Ich muss große Mengen von Tabellendaten gemischten Typs verarbeiten - Strings und Doubles. Ein Standardproblem, würde ich denken. Was ist die beste Datenstruktur in Matlab für die Arbeit mit diesem?Matlab Datenstruktur für gemischten Typ - was ist zeit- und platzsparend?
Cellarray ist definitiv nicht die Antwort. Es ist extrem speicherineffizient. (Tests unten gezeigt). Dataset (von stats toolbox) ist furchtbar zeit- und platzineffizient. Das lässt mich mit structarray oder Struktur von Arrays. Ich habe einen Test über alle vier verschiedenen Optionen für Zeit und Speicher unten durchgeführt und es scheint mir, dass die Struktur der Arrays die beste Option für die Dinge ist, für die ich getestet habe.

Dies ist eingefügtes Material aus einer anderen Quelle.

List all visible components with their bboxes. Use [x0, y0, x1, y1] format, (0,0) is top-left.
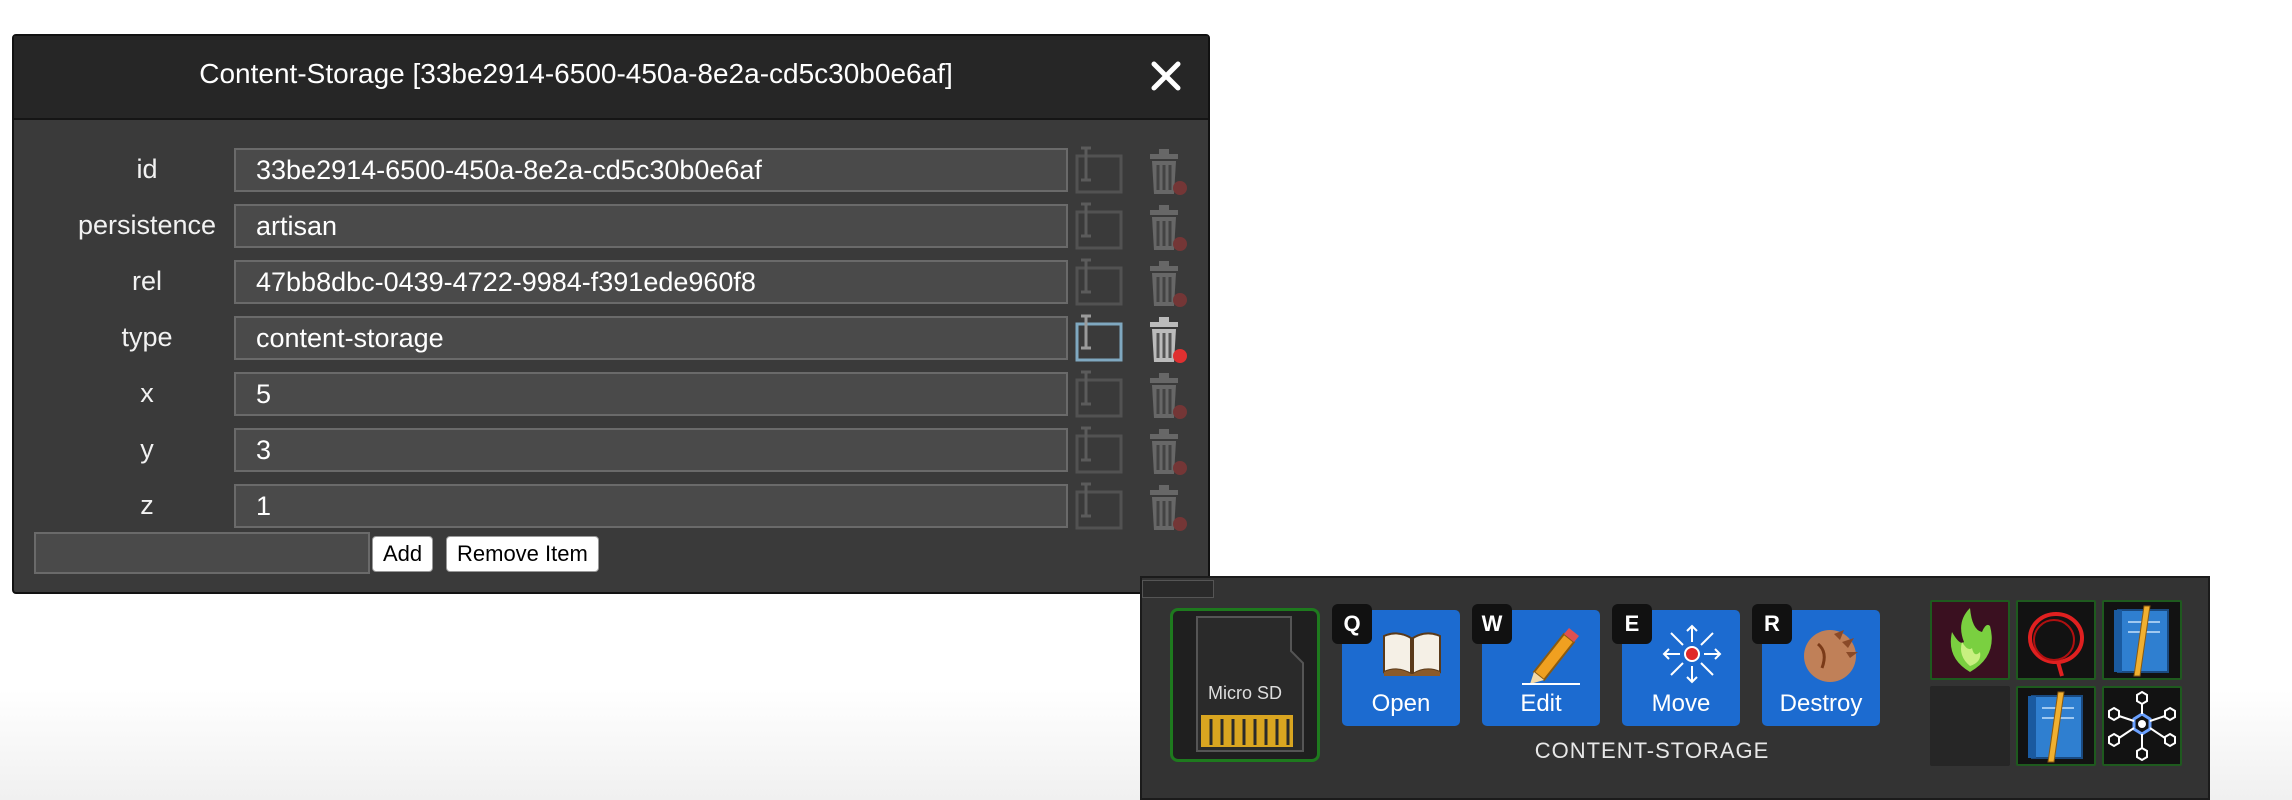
rename-icon[interactable] — [1074, 258, 1126, 308]
property-row: persistence — [14, 202, 1204, 252]
rename-icon[interactable] — [1074, 482, 1126, 532]
property-value-input[interactable] — [234, 260, 1068, 304]
red-cable-icon — [2018, 602, 2094, 683]
action-panel: Micro SD Q Open W Edit E Move R Destroy … — [1140, 576, 2210, 800]
hotkey-badge: E — [1612, 604, 1652, 644]
network-hex-icon — [2104, 688, 2180, 769]
property-row: z — [14, 482, 1204, 532]
new-property-input[interactable] — [34, 532, 370, 574]
trash-icon[interactable] — [1144, 482, 1192, 534]
properties-dialog: Content-Storage [33be2914-6500-450a-8e2a… — [12, 34, 1210, 594]
rename-icon[interactable] — [1074, 314, 1126, 364]
close-icon — [1151, 61, 1181, 91]
property-value-input[interactable] — [234, 372, 1068, 416]
property-key-label: persistence — [77, 210, 217, 240]
property-value-input[interactable] — [234, 148, 1068, 192]
green-flame-icon — [1932, 602, 2008, 683]
rename-icon[interactable] — [1074, 370, 1126, 420]
remove-item-button[interactable]: Remove Item — [446, 536, 599, 572]
property-value-input[interactable] — [234, 484, 1068, 528]
selected-item-label: Micro SD — [1207, 683, 1282, 703]
blue-notebook-icon — [2018, 688, 2094, 769]
property-row: type — [14, 314, 1204, 364]
property-value-input[interactable] — [234, 428, 1068, 472]
property-key-label: id — [136, 154, 158, 184]
inventory-slot[interactable] — [2102, 600, 2182, 680]
blue-notebook-icon — [2104, 602, 2180, 683]
property-row: x — [14, 370, 1204, 420]
book-icon — [1380, 622, 1444, 686]
trash-icon[interactable] — [1144, 314, 1192, 366]
action-label: Destroy — [1779, 690, 1863, 717]
trash-icon[interactable] — [1144, 370, 1192, 422]
dialog-header: Content-Storage [33be2914-6500-450a-8e2a… — [14, 36, 1208, 120]
action-move-button[interactable]: E Move — [1612, 604, 1740, 726]
selected-object-name: CONTENT-STORAGE — [1534, 738, 1770, 763]
inventory-slot[interactable] — [2102, 686, 2182, 766]
trash-icon[interactable] — [1144, 146, 1192, 198]
panel-tab — [1142, 580, 1214, 598]
action-label: Open — [1371, 690, 1431, 717]
inventory-slot[interactable] — [1930, 600, 2010, 680]
destroy-icon — [1800, 622, 1864, 686]
property-key-label: z — [140, 490, 154, 520]
property-row: rel — [14, 258, 1204, 308]
move-icon — [1660, 622, 1724, 686]
dialog-title: Content-Storage [33be2914-6500-450a-8e2a… — [199, 58, 953, 89]
property-row: y — [14, 426, 1204, 476]
action-label: Edit — [1520, 690, 1562, 717]
action-destroy-button[interactable]: R Destroy — [1752, 604, 1880, 726]
close-button[interactable] — [1146, 56, 1186, 96]
rename-icon[interactable] — [1074, 426, 1126, 476]
trash-icon[interactable] — [1144, 426, 1192, 478]
inventory-slot[interactable] — [1930, 686, 2010, 766]
page: Content-Storage [33be2914-6500-450a-8e2a… — [0, 0, 2292, 800]
rename-icon[interactable] — [1074, 146, 1126, 196]
property-row: id — [14, 146, 1204, 196]
action-label: Move — [1651, 690, 1711, 717]
property-key-label: x — [140, 378, 154, 408]
add-button[interactable]: Add — [372, 536, 434, 572]
property-key-label: type — [121, 322, 173, 352]
hotkey-badge: Q — [1332, 604, 1372, 644]
rename-icon[interactable] — [1074, 202, 1126, 252]
inventory-slot[interactable] — [2016, 600, 2096, 680]
hotkey-badge: R — [1752, 604, 1792, 644]
inventory-slot[interactable] — [2016, 686, 2096, 766]
property-key-label: y — [140, 434, 154, 464]
pencil-icon — [1520, 622, 1584, 686]
action-open-button[interactable]: Q Open — [1332, 604, 1460, 726]
selected-item-tile[interactable]: Micro SD — [1170, 608, 1320, 762]
property-value-input[interactable] — [234, 316, 1068, 360]
hotkey-badge: W — [1472, 604, 1512, 644]
property-value-input[interactable] — [234, 204, 1068, 248]
trash-icon[interactable] — [1144, 258, 1192, 310]
trash-icon[interactable] — [1144, 202, 1192, 254]
property-key-label: rel — [131, 266, 162, 296]
action-edit-button[interactable]: W Edit — [1472, 604, 1600, 726]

Ich bin relativ neu in Matlab und das ist ein bisschen enttäuschend, ehrlich gesagt. Wie auch immer - auf der Suche nach Ratschlägen, ob ich etwas vermisse oder ob meine Tests genau/angemessen sind. Fehle ich andere Überlegungen neben dem Zugriff/Konvertierung/Speichernutzung, die wahrscheinlich kommen, wenn ich mehr Code mit diesem Zeug code. (fyi mit R2010b)
* * Test # 1: Zugriffsgeschwindigkeit Zugriff auf ein Datenelement.
cellarray:0.002s
dataset:36.665s %<<< This is horrible
structarray:0.001s
struct of array:0.000s
* * Test # 2: Umwandlung Geschwindigkeit und Speicherverbrauch sank I-Datensatz aus diesem Test.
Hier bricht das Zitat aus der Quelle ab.